I wish to evaluate marginal effects of variables in a logit regression using a dataset like this (with 40k observations):
d1<- structure(list(dummy.eleito = c(1, 0, 0, 0, 0, 1, 1, 1, 1, 0),
dummy.tratamento = c(1, 1, 0, 0, 0, 0, 0, 0, 0, 0),
Escolaridade = c("SUPERIOR_INCOMPLETO", "FUNDAMENTAL_INCOMPLETO",
"SUPERIOR_COMPLETO", "FUNDAMENTAL_INCOMPLETO",
"SUPERIOR_COMPLETO", "SUPERIOR_COMPLETO", "SUPERIOR_INCOMPLETO",
"SUPERIOR_INCOMPLETO", "SUPERIOR_COMPLETO", "SUPERIOR_INCOMPLETO"),
Raca = c("Preta_Parda", "Preta_Parda", "Preta_Parda", "Preta_Parda",
"Preta_Parda", "Preta_Parda", "BRANCA", "BRANCA", "BRANCA", "BRANCA"),
DESCRICAO_SEXO = c("MASCULINO", "MASCULINO", "MASCULINO",
"MASCULINO", "MASCULINO", "MASCULINO", "MASCULINO",
"MASCULINO", "MASCULINO", "MASCULINO"),
votos.cidade = c(6483, 6483, 6483, 6483, 6483, 6483, 4735,
4735, 4735, 4735),
dummy.prefeito = c(0,1, 0, 0, 0, 1, 0, 0, 0, 1),
Intensidade.Trat0.Mun = c(0.0152671755725191, 0.0152671755725191, 0.0152671755725191, 0.0152671751,
0.0152671755725191, 0.01526717, 0.02857142856, 0.028571428, 0.028571, 0.0285714),
Var.Receitas = c(3.25607407, 11.424, 4.5549, -0.832116880227985, 5.78901737320675, -0.02459246,
1.151009, -0.3058719238, 0.742947247, -0.2711)),
.Names = c("dummy.eleito", "dummy.tratamento", "Escolaridade", "Raca",
"DESCRICAO_SEXO", "votos.cidade", "dummy.prefeito", "Intensidade.Trat0.Mun",
"Var.Receitas"), row.names = c(NA, 10L), class = "data.frame")

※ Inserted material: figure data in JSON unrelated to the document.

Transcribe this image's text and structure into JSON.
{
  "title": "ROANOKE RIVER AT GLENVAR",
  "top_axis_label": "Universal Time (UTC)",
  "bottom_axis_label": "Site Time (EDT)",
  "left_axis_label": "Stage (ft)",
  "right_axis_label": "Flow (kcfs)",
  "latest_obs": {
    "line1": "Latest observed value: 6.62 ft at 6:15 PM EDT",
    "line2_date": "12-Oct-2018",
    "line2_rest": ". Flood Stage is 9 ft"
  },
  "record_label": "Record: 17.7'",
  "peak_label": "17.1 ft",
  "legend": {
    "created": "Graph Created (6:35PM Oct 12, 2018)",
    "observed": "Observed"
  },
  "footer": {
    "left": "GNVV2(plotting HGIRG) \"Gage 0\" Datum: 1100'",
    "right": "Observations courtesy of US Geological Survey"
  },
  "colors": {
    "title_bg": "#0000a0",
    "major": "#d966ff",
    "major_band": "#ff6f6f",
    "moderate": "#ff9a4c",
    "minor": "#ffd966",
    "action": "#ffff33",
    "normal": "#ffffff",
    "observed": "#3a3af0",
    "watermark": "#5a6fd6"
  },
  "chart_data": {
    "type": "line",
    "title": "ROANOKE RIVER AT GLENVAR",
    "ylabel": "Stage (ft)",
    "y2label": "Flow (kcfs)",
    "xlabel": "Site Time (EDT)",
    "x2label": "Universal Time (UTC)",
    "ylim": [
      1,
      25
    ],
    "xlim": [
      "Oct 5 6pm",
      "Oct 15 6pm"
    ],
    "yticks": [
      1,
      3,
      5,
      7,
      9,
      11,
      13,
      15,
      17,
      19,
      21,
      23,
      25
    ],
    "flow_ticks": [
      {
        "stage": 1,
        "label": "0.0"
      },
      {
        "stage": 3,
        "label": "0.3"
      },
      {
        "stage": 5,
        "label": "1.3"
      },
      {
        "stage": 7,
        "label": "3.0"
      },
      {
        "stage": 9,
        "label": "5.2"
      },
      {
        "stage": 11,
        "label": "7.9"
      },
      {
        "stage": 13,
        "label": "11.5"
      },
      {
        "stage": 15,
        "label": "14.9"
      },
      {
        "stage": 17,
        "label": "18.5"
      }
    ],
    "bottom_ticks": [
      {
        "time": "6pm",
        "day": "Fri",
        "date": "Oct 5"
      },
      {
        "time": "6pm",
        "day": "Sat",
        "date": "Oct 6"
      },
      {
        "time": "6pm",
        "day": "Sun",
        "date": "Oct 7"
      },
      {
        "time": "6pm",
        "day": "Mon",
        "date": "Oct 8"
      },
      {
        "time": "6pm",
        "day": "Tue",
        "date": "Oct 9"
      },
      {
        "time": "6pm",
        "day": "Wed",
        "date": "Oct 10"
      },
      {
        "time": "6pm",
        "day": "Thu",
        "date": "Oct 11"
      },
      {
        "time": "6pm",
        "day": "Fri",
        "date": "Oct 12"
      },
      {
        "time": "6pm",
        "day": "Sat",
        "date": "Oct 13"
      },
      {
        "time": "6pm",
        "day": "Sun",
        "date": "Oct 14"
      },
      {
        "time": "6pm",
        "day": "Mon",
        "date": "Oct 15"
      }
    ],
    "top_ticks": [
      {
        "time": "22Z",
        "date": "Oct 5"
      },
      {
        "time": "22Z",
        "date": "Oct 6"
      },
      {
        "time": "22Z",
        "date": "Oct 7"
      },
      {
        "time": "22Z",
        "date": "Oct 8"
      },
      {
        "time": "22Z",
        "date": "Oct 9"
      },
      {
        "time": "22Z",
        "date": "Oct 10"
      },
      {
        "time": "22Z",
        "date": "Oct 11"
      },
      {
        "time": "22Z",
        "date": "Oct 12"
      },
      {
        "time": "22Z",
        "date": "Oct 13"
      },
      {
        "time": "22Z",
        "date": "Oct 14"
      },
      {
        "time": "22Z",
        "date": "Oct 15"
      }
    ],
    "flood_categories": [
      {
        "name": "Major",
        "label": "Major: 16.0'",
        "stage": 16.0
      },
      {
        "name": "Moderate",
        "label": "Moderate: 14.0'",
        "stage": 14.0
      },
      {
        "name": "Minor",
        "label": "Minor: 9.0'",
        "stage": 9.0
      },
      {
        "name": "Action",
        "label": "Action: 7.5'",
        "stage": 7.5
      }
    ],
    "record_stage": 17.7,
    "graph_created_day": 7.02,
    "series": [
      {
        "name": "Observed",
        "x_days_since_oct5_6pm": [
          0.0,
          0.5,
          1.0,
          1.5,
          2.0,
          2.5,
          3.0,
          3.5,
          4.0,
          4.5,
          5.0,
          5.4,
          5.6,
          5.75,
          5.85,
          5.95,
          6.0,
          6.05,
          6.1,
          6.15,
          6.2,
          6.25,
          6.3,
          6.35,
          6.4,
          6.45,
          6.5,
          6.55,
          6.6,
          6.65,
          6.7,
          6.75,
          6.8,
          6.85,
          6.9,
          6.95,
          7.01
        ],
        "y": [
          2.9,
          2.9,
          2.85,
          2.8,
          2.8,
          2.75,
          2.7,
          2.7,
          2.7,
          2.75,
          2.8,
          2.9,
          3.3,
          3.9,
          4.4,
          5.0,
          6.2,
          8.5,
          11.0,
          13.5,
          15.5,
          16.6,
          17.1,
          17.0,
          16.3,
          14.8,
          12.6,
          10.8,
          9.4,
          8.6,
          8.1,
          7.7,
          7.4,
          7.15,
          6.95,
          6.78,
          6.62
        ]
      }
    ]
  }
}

I run the following regression using glm:
model <- glm(dummy.eleito ~ dummy.tratamento + factor(Escolaridade) +
factor(Raca) + factor(DESCRICAO_SEXO) +
votos.cidade + dummy.prefeito +
dummy.tratamento:Intensidade.Trat0.Mun +
Var.Receitas + Var.Receitas:dummy.tratamento,
data = d1,
family = binomial(link = 'logit'))
Then I evaluate marginal effects at some points:
m <- margins(model, at = list(dummy.tratamento = 1,
Intensidade.Trat0.Mun = fivenum(d1$Intensidade.Trat0.Mun)
Var.Receitas = fivenum(d1$Var.Receitas))
R
tried to run this through the whole night... at the morning, still nothing. Is that normal? Any possible reason? Is the data too complex? Or maybe the regression formula itself? Even if I ran margins
without using the at
specification it still would not go.
Any help?
EDIT:
After updating R, to its newest version, this is what I got in the end:
Running the regressions I needed and the margins
command using the entire dataset, R took time to do the job, but it did in the end.
However, the problem persisted when using the at
parameter inside margins
. I suspect it is because the regression has factor
variables. I think I will probably calculate by hand predicted values of my dependent variable using the parameters that I would put inside the at
command, just to get a grasp of the results.
Any suggested alternatives are welcome.